Separately, Environment Minister Alan Kelly is seeking a private meeting with Mr Himmer, who took up his post in January. The group has almost 26% market share in Ireland from its brands Volkswagen, Audi, Skoda, and Seat.
Both the transport committee, headed by Fine Gael TD John O’Mahony, and Mr Kelly want to establish how many vehicles in Ireland are affected by the scandal.
Last week Volkswagen admitted 11m of its diesel vehicles worldwide had been fitted with defeat device software which conned testers into believing the vehicles met environmental standards.
The Department of the Environment confirmed Mr Kelly is seeking to speak to Volkswagen about the possible environmental impacts of the scandal, should Irish cars be affected.
A response has been received and a meeting will take place “at the earliest convenience”.
Volkswagen Ireland has yet to clarify how many Irish cars will be part of any global recall, but reports have put the figure at between 50,000 and 80,000 vehicles.
The car manufacturer has said it would refit the software on the affected cars in the coming weeks and months.
However, if this affects the cars’ emissions and fuel consumption, it may impact on what Irish drivers pay in motor tax. All Irish vehicles sold since July 2008 are taxed based on CO2 emissions rather than engine size.
In a statement, the department said it was keeping the matter “under review”.
“Should revised vehicle registration certificates be issued in relation to such vehicles in order to reflect the actual level of emissions relating to them, this would affect the rates of motor tax applicable. The matter will be kept under review,” said the statement.
The director general of the Society of the Irish Motor Industry, Alan Nolan, said the scandal had not affected Volkswagen sales here but it was “early days” — although sales may not be affected at all.
However, he called on Volkswagen to clarify the issues as quickly as possible, not only for the benefit of consumers but also to the motor industry here.
“Obviously, Volkswagen will have to clarify the issues for consumers and for everyone in the industry. They have said they will. There is clearly an amount of work to be done. It’s clear that these are very serious issues so we would expect that the answers are detailed and accurate,” he said.
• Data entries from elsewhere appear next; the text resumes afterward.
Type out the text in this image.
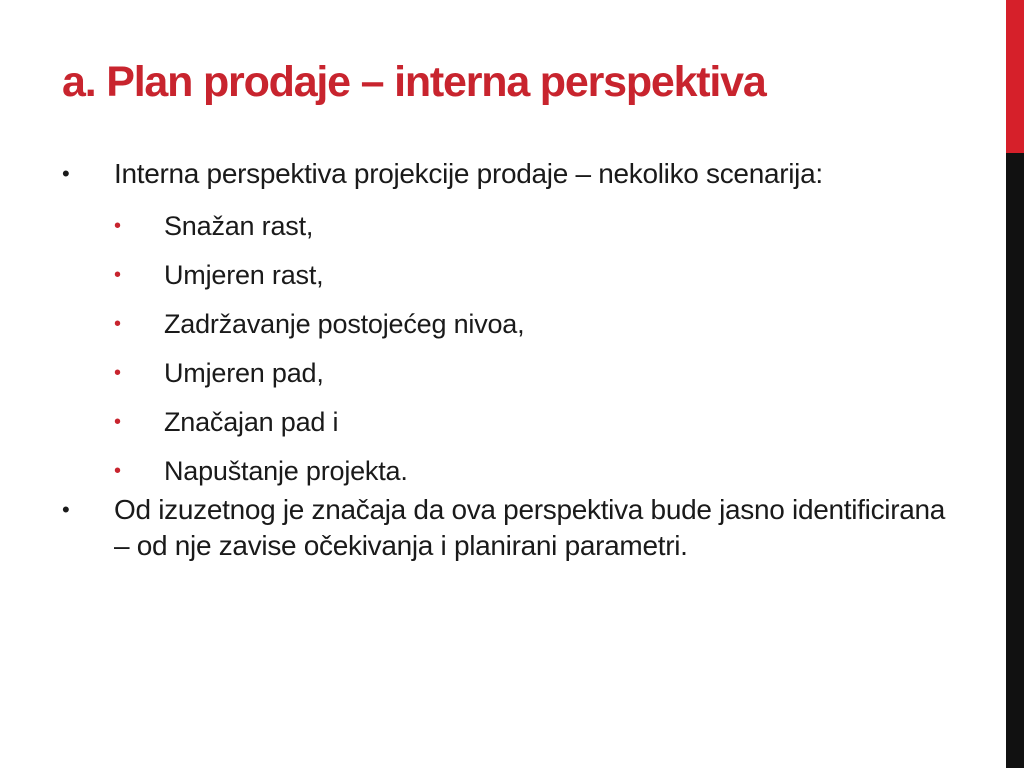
a. Plan prodaje – interna perspektiva
• Interna perspektiva projekcije prodaje – nekoliko scenarija:
• Snažan rast,
• Umjeren rast,
• Zadržavanje postojećeg nivoa,
• Umjeren pad,
• Značajan pad i
• Napuštanje projekta.
• Od izuzetnog je značaja da ova perspektiva bude jasno identificirana – od nje zavise očekivanja i planirani parametri.
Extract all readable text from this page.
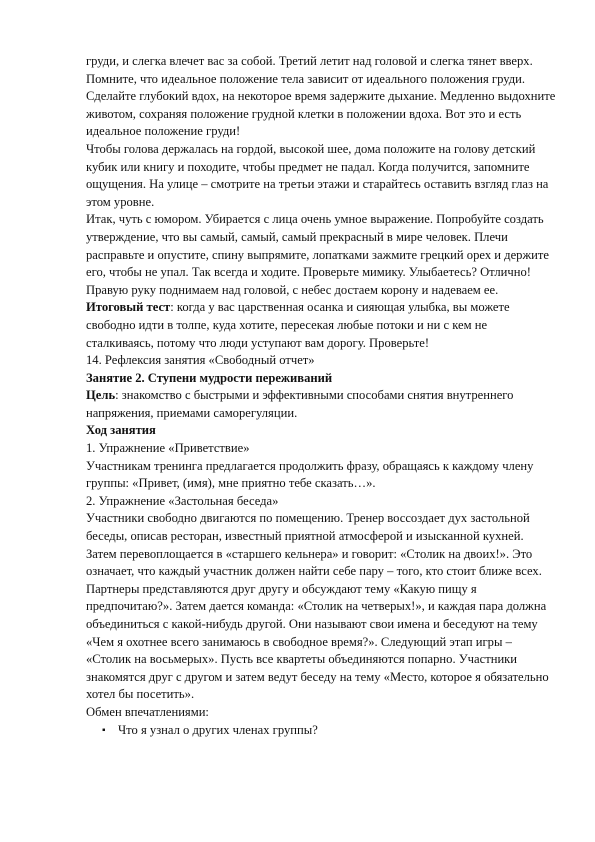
груди, и слегка влечет вас за собой. Третий летит над головой и слегка тянет вверх.

Помните, что идеальное положение тела зависит от идеального положения груди. Сделайте глубокий вдох, на некоторое время задержите дыхание. Медленно выдохните животом, сохраняя положение грудной клетки в положении вдоха. Вот это и есть идеальное положение груди!

Чтобы голова держалась на гордой, высокой шее, дома положите на голову детский кубик или книгу и походите, чтобы предмет не падал. Когда получится, запомните ощущения. На улице – смотрите на третьи этажи и старайтесь оставить взгляд глаз на этом уровне.

Итак, чуть с юмором. Убирается с лица очень умное выражение. Попробуйте создать утверждение, что вы самый, самый, самый прекрасный в мире человек. Плечи расправьте и опустите, спину выпрямите, лопатками зажмите грецкий орех и держите его, чтобы не упал. Так всегда и ходите. Проверьте мимику. Улыбаетесь? Отлично! Правую руку поднимаем над головой, с небес достаем корону и надеваем ее.

Итоговый тест: когда у вас царственная осанка и сияющая улыбка, вы можете свободно идти в толпе, куда хотите, пересекая любые потоки и ни с кем не сталкиваясь, потому что люди уступают вам дорогу. Проверьте!

14. Рефлексия занятия «Свободный отчет»

Занятие 2. Ступени мудрости переживаний

Цель: знакомство с быстрыми и эффективными способами снятия внутреннего напряжения, приемами саморегуляции.

Ход занятия

1. Упражнение «Приветствие»

Участникам тренинга предлагается продолжить фразу, обращаясь к каждому члену группы: «Привет, (имя), мне приятно тебе сказать…».

2. Упражнение «Застольная беседа»

Участники свободно двигаются по помещению. Тренер воссоздает дух застольной беседы, описав ресторан, известный приятной атмосферой и изысканной кухней. Затем перевоплощается в «старшего кельнера» и говорит: «Столик на двоих!». Это означает, что каждый участник должен найти себе пару – того, кто стоит ближе всех. Партнеры представляются друг другу и обсуждают тему «Какую пищу я предпочитаю?». Затем дается команда: «Столик на четверых!», и каждая пара должна объединиться с какой-нибудь другой. Они называют свои имена и беседуют на тему «Чем я охотнее всего занимаюсь в свободное время?». Следующий этап игры – «Столик на восьмерых». Пусть все квартеты объединяются попарно. Участники знакомятся друг с другом и затем ведут беседу на тему «Место, которое я обязательно хотел бы посетить».

Обмен впечатлениями:

▪ Что я узнал о других членах группы?
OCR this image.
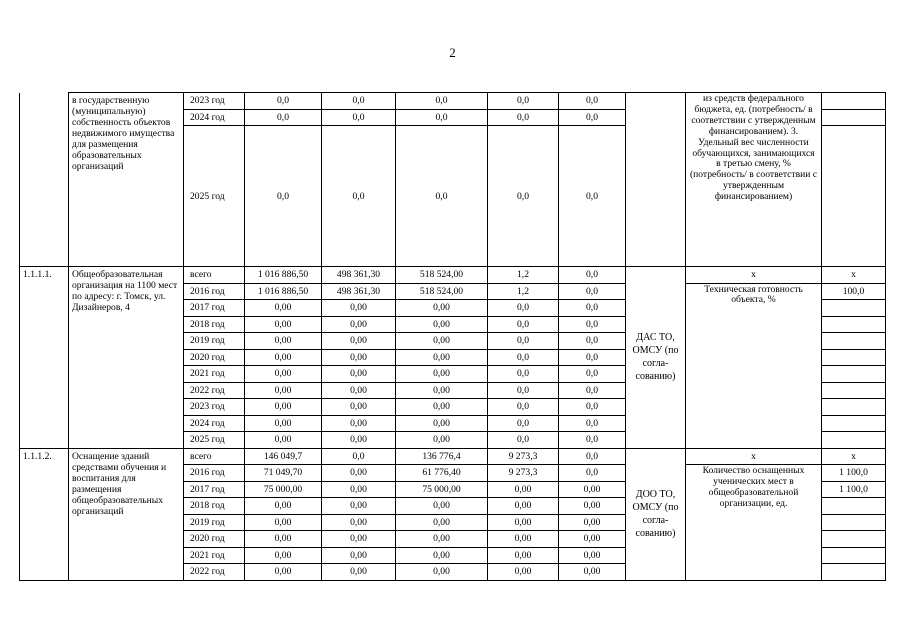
2
	в государственную (муниципальную) собственность объектов недвижимого имущества для размещения образовательных организаций	2023 год	0,0	0,0	0,0	0,0	0,0		из средств федерального бюджета, ед. (потребность/ в соответствии с утвержденным финансированием). 3. Удельный вес численности обучающихся, занимающихся в третью смену, % (потребность/ в соответствии с утвержденным финансированием)	
		2024 год	0,0	0,0	0,0	0,0	0,0			
		2025 год	0,0	0,0	0,0	0,0	0,0			
1.1.1.1.	Общеобразовательная организация на 1100 мест по адресу: г. Томск, ул. Дизайнеров, 4	всего	1 016 886,50	498 361,30	518 524,00	1,2	0,0	ДАС ТО, ОМСУ (по согла- сованию)	x	x
		2016 год	1 016 886,50	498 361,30	518 524,00	1,2	0,0		Техническая готовность объекта, %	100,0
		2017 год	0,00	0,00	0,00	0,0	0,0			
		2018 год	0,00	0,00	0,00	0,0	0,0			
		2019 год	0,00	0,00	0,00	0,0	0,0			
		2020 год	0,00	0,00	0,00	0,0	0,0			
		2021 год	0,00	0,00	0,00	0,0	0,0			
		2022 год	0,00	0,00	0,00	0,0	0,0			
		2023 год	0,00	0,00	0,00	0,0	0,0			
		2024 год	0,00	0,00	0,00	0,0	0,0			
		2025 год	0,00	0,00	0,00	0,0	0,0			
1.1.1.2.	Оснащение зданий средствами обучения и воспитания для размещения общеобразовательных организаций	всего	146 049,7	0,0	136 776,4	9 273,3	0,0	ДОО ТО, ОМСУ (по согла- сованию)	x	x
		2016 год	71 049,70	0,00	61 776,40	9 273,3	0,0		Количество оснащенных ученических мест в общеобразовательной организации, ед.	1 100,0
		2017 год	75 000,00	0,00	75 000,00	0,00	0,00			1 100,0
		2018 год	0,00	0,00	0,00	0,00	0,00			
		2019 год	0,00	0,00	0,00	0,00	0,00			
		2020 год	0,00	0,00	0,00	0,00	0,00			
		2021 год	0,00	0,00	0,00	0,00	0,00			
		2022 год	0,00	0,00	0,00	0,00	0,00			
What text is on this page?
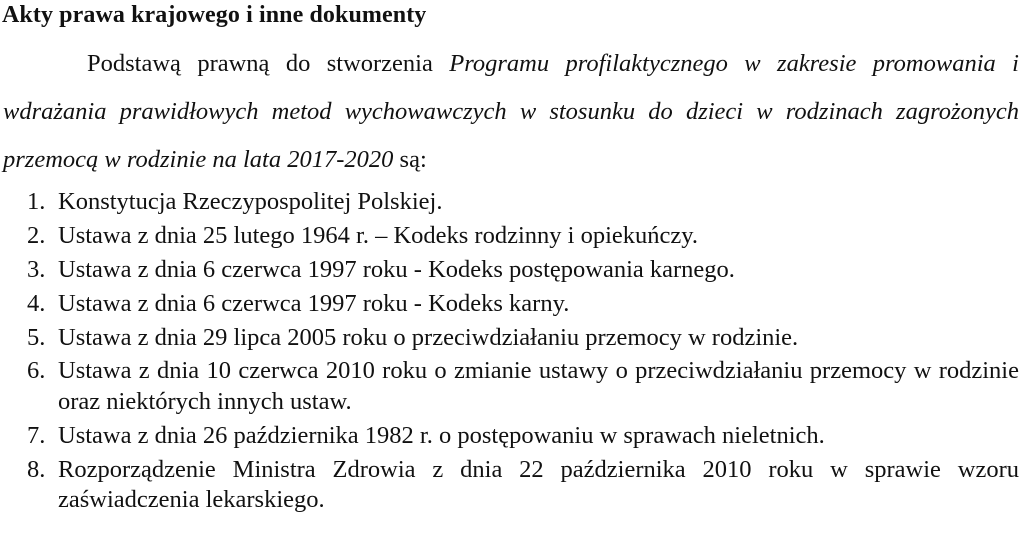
Akty prawa krajowego i inne dokumenty

Podstawą prawną do stworzenia Programu profilaktycznego w zakresie promowania i wdrażania prawidłowych metod wychowawczych w stosunku do dzieci w rodzinach zagrożonych przemocą w rodzinie na lata 2017-2020 są:

1. Konstytucja Rzeczypospolitej Polskiej.
2. Ustawa z dnia 25 lutego 1964 r. – Kodeks rodzinny i opiekuńczy.
3. Ustawa z dnia 6 czerwca 1997 roku - Kodeks postępowania karnego.
4. Ustawa z dnia 6 czerwca 1997 roku - Kodeks karny.
5. Ustawa z dnia 29 lipca 2005 roku o przeciwdziałaniu przemocy w rodzinie.
6. Ustawa z dnia 10 czerwca 2010 roku o zmianie ustawy o przeciwdziałaniu przemocy w rodzinie oraz niektórych innych ustaw.
7. Ustawa z dnia 26 października 1982 r. o postępowaniu w sprawach nieletnich.
8. Rozporządzenie Ministra Zdrowia z dnia 22 października 2010 roku w sprawie wzoru zaświadczenia lekarskiego.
Mr Nolan said trust was a key issue but hoped that the scandal would lead to a better testing system that prioritised “real-world” driving conditions over laboratory testing
“We don’t make cars, we import them. When something damages belief in the system, and when people can’t trust the numbers, then it’s clearly is damaging to us all. As soon as its clarified, hopefully we can move on,” he said.